3.19.2008

Lovebirds














Grande parte das histórias que se contam em The Lovebirds deixam algo impresso na memória. O filme de Bruno de Almeida percebe-se que tem afinidades com algum cinema americano das décadas de 70 e 80 - o Scorsese "fora-de-horas", os mosaicos de Altman, a improvisação integrada por Cassevetes - e com o universo literário cheio de interseções poéticas, abstracções e metáforas, de Paul Auster. Mas Bruno de Almeida não incorre no provincianismo de filmar Lisboa como se fosse uma qualquer zona de Nova Iorque. Lisboa sente-se genuinamente neste The Lovebirds, o trabalho ficcional é plausível e por vezes comovente até.
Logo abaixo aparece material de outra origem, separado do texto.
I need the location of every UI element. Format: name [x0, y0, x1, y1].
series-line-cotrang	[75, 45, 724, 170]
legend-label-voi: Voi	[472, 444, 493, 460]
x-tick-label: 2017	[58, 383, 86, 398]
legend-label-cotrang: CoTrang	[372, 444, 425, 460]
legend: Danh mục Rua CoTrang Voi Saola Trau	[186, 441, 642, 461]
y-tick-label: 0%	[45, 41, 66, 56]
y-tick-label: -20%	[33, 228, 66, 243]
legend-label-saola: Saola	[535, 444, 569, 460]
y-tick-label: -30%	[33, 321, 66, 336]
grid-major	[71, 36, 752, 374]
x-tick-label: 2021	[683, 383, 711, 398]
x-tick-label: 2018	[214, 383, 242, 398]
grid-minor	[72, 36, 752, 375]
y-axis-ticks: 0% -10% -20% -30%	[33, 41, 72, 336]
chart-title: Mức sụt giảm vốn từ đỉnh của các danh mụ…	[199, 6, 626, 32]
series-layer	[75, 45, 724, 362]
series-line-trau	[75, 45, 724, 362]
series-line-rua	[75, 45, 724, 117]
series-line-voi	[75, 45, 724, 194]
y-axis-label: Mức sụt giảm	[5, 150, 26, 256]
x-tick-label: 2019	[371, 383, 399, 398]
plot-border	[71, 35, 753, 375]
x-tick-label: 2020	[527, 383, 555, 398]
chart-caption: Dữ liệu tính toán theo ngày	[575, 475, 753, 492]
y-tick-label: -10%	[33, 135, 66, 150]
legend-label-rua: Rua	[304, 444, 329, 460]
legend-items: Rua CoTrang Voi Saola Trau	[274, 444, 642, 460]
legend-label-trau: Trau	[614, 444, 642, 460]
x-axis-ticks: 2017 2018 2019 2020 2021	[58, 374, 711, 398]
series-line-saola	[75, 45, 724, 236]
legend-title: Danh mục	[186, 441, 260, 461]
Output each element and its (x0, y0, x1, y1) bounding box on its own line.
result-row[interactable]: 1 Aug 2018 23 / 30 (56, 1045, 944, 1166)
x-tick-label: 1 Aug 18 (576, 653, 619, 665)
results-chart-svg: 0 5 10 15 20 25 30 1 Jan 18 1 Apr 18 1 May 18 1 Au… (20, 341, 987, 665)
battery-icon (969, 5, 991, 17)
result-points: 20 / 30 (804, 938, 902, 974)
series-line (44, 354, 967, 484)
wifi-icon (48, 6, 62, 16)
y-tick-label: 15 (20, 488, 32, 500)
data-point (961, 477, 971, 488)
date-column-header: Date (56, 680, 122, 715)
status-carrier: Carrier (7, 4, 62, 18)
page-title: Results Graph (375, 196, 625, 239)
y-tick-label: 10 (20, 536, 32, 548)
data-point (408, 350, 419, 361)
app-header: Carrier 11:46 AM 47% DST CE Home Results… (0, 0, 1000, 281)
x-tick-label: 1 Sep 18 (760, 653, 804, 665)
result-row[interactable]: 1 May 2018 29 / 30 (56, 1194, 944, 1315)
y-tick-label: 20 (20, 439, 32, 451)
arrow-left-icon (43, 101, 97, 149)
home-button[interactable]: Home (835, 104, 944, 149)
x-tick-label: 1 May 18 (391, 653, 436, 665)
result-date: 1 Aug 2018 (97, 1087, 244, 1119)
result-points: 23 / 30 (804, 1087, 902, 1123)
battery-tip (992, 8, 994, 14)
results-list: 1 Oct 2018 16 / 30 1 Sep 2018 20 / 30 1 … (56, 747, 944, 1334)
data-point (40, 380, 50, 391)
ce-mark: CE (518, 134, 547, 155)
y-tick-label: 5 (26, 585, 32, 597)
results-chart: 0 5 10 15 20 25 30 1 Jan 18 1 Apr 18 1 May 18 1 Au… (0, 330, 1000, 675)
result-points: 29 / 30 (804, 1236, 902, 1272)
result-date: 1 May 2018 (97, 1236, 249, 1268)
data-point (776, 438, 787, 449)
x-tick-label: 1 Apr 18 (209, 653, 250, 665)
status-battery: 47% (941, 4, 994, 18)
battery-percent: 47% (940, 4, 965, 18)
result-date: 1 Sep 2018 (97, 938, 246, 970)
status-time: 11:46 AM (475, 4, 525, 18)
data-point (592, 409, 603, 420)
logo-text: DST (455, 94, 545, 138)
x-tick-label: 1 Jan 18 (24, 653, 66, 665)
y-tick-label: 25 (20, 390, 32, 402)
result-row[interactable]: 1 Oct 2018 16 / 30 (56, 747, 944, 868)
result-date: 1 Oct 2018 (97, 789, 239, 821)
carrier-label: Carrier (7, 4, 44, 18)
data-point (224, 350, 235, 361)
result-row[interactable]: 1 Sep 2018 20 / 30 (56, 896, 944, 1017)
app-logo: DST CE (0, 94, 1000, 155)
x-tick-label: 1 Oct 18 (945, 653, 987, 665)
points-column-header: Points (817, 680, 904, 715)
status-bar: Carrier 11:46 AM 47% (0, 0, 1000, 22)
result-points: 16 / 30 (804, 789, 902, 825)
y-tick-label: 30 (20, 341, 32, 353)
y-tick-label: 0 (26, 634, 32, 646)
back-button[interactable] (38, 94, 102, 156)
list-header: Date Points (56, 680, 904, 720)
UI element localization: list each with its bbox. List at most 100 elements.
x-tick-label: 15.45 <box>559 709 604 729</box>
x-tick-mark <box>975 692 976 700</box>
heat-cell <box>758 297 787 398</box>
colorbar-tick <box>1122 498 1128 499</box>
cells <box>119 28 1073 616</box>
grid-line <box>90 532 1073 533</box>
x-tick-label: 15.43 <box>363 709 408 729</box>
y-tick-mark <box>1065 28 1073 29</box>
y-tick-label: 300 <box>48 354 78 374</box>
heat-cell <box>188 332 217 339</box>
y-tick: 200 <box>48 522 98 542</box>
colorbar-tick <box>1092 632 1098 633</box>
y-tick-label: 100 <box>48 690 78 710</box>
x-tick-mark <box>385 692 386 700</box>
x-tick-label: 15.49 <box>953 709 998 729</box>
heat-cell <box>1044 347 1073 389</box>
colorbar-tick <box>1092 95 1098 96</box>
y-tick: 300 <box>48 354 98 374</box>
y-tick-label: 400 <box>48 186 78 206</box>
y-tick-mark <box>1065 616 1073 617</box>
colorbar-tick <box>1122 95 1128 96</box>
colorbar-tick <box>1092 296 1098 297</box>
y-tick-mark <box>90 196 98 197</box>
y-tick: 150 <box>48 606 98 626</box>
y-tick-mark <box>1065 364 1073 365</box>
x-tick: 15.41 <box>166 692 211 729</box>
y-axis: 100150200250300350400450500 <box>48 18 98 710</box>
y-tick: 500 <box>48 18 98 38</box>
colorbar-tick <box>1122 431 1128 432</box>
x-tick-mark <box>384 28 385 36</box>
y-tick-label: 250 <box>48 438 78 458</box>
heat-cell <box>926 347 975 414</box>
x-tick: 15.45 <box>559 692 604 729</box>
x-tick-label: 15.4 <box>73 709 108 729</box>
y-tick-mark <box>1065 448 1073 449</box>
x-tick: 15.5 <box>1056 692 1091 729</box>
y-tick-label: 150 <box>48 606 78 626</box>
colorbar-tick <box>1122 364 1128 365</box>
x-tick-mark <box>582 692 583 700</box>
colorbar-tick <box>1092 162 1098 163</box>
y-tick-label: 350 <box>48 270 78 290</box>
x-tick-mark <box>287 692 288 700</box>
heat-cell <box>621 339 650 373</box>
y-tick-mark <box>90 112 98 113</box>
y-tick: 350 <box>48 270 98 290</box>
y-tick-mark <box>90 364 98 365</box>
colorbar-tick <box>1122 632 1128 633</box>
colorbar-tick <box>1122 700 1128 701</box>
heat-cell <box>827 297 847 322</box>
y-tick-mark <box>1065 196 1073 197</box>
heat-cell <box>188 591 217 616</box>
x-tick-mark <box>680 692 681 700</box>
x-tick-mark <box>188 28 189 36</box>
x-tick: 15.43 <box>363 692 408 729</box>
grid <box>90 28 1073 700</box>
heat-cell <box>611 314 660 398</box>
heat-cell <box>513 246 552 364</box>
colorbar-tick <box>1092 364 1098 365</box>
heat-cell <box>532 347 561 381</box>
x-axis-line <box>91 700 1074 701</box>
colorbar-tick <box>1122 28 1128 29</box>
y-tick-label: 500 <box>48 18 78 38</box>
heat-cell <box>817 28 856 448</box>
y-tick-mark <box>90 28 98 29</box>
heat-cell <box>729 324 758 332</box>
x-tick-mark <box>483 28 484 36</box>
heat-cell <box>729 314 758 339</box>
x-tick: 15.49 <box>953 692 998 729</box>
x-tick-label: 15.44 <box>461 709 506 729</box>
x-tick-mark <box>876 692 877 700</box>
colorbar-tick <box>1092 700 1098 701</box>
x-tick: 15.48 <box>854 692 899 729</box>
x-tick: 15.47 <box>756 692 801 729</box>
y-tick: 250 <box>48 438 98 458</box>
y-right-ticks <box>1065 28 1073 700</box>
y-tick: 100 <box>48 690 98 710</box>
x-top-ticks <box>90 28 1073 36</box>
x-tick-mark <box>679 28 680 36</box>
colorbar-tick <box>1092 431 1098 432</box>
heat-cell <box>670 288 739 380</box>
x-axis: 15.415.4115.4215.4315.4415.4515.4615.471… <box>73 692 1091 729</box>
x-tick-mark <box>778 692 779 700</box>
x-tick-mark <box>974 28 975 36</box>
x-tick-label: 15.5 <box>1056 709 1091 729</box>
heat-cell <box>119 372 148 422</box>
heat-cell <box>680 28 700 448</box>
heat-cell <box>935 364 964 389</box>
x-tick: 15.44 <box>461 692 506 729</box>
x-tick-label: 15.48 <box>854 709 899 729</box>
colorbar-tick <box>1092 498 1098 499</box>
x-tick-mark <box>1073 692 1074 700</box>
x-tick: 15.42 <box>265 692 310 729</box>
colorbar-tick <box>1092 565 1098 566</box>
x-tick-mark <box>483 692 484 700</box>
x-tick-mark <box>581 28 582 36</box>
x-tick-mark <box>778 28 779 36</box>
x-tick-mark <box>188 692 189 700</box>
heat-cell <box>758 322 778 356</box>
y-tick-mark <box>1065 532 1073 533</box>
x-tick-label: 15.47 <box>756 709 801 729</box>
Acho que a montagem tem problemas que se notam sobretudo quando a alternância de situações dá a sensação de estarmos a assistir ao efeito de zappping. Esse desejo de aceleração vai-se perdendo e o filme acaba por saber demorar-se quando faz sentido: é bonita a conversa entre Fernando Lopes - de whisky numa mão e cigarro na outra - e o pugilista americano do filme dentro do filme (sobre boxe, cinema, derrota, sobrevivência), como também é encantador o despertar de Alfama por sobre o diálogo (a despedida?) do par formado por outro americano (Michael Imperioli), que vê uma mulher no Metro (a bela Ana Padrão; que decote, Deus meu!) e decide segui-la até ser dia... Outro episódio que não esqueço é aquele que revela a personagem talvez mais impressionante de The Lovebirds: o taxista interpretado por Dmitry Bogomolov que tem dentro de si o impulso de morte e de vida, que são como a noite e o seu fim, o dia e o seu começo, só que regidos por uma lógica animal, logo imprevisível. Como surpreendente é também a escolha de um muito particular fado de Camané para abrir para a manhã seguinte. É a única música intencional que se escuta no filme e também ela fica na memória.